Debate sobre a cultura do cancelamento na sociedade contemporânea
Enviada em 28/08/2020
O 5° Artigo da Constituição Federal afirma: “Ninguém será considerado culpado até o trânsito julgado de sentença penal contraditória”. Em síntese, o cancelamento não condiz com a lei. Inicialmente, a cultura do cancelamento possuía uma ideia de desconstrução social, debatendo e alertando os indivíduos para assuntos importantes e ampliando a voz daqueles que não capazes de se defender. Contudo, os usuários da internet conectados à internet passaram a exagerar nas cobranças, focando nos mínimos detalhes e distribuindo discursos de ódio por qualquer termo dito equivocadamente por outro indivíduo. Assim, fatores que devem ser discutidos acerca do debate sobre a cultura do cancelamento na contemporaneidade são as críticas não construtivas e a perseguição na vida fora da internet.
Em primeiro plano, é de conhecimento geral que a Constituição propõe a liberdade de expressão, entretanto, os indivíduos, ao utilizar as redes sociais, usufruem de tal liberdade de forma errônea e inapropriada, pondo em prática o método do cancelamento como forma de justificar todo o discurso de ódio e linchamento diante de uma só pessoa, tendo como maiores alvos as figuras públicas, como é o caso da influenciadora Gabriela Pugliesi, que por ter furado a quarentena diante da pandemia do Coronavírus, recebeu mensagens de cunho maldoso e perdeu diversos seguidores e patrocínios. É evidente que essa cultura não propõe criticas construtivas e comentários caráter reflexivo a fim do indivíduo reconhecer e aprender com o erro, e sim de se beneficiar da situação para descontar raiva e propor opressão. Outrossim, outro ponto essencial para o enriquecimento do debate sobre o cancelamento, é a questão da perseguição contida na vida da pessoa, pelo fato de que, pelos os usuários não permitirem uma oportunidade de evolução, mesmo que o indivíduo tente demonstrar as mudanças de atitudes e o reconhecimento do erro, nunca será a mesma coisa e sempre terá que se policiar em relações às suas atitudes. Algo que certamente causa um impacto na vida real da pessoa, fora da internet, onde por sempre ser associado ao mesmo acontecimento, pode perder oportunidades de emprego, caso dependa das redes sociais como forma de trabalho, perde seguidores e patrocínios, o que influencia bastante.
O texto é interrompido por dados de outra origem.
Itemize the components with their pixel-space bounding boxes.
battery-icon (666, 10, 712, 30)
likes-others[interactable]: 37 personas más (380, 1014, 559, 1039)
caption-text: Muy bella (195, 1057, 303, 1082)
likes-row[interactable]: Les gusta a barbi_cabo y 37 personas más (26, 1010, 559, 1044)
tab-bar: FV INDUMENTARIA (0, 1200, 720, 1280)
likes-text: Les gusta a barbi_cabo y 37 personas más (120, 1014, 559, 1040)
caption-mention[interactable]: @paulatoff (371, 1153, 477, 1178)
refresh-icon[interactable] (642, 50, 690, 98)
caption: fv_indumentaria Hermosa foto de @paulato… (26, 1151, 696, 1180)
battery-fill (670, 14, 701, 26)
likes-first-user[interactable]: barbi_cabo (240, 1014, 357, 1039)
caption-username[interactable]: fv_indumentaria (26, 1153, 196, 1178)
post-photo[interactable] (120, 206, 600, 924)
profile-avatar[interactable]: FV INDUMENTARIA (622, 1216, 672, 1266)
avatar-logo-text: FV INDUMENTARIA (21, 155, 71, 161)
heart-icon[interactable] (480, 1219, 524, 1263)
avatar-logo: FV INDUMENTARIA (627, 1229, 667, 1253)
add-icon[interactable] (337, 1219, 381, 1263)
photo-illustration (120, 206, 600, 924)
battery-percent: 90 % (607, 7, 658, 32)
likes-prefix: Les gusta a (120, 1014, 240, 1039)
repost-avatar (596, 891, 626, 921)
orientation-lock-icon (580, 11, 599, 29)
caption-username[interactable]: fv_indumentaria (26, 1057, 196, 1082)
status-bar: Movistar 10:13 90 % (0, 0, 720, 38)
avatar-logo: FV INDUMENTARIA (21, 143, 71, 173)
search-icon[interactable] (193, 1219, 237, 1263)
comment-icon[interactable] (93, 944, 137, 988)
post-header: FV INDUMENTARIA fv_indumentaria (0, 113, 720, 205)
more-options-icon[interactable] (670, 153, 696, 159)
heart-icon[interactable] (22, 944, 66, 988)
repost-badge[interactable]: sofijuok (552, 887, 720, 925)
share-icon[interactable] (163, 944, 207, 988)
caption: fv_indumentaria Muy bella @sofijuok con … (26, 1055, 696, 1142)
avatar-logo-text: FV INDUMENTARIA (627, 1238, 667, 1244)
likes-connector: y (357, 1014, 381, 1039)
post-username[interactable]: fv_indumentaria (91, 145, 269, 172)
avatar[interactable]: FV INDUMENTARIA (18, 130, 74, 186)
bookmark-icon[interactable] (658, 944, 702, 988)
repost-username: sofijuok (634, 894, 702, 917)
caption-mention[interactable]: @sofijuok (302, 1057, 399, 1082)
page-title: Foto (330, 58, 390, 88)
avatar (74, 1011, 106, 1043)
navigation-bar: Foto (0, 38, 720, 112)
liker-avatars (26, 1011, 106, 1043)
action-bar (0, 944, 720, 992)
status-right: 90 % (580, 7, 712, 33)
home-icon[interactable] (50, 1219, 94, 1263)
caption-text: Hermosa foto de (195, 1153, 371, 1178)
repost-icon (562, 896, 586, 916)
Diante do que foi abordado sobre o tema, percebe-se que as proporções provocadas pela cultura do cancelamento trazem diversas consequências e impactos que necessitam de análise. Dessa forma, com o objetivo de amenizar os discursos de ódio e os ataques virtuais, o Governo Federal, através do Ministério da Ciência, Tecnologia e Inovações, deve realizar palestras educacionais com o objetivo de sinalizar a população da seriedade acerca do assunto. Além disso, visando resolver a perseguição que é atribuída ao indivíduo ao longo de sua vida, o agente supracitado, por meio do Ministério da população, deve instituir discussões de temas aproximados a tal problemática na programação escolar, visando a importância da empatia ser praticada desde o início.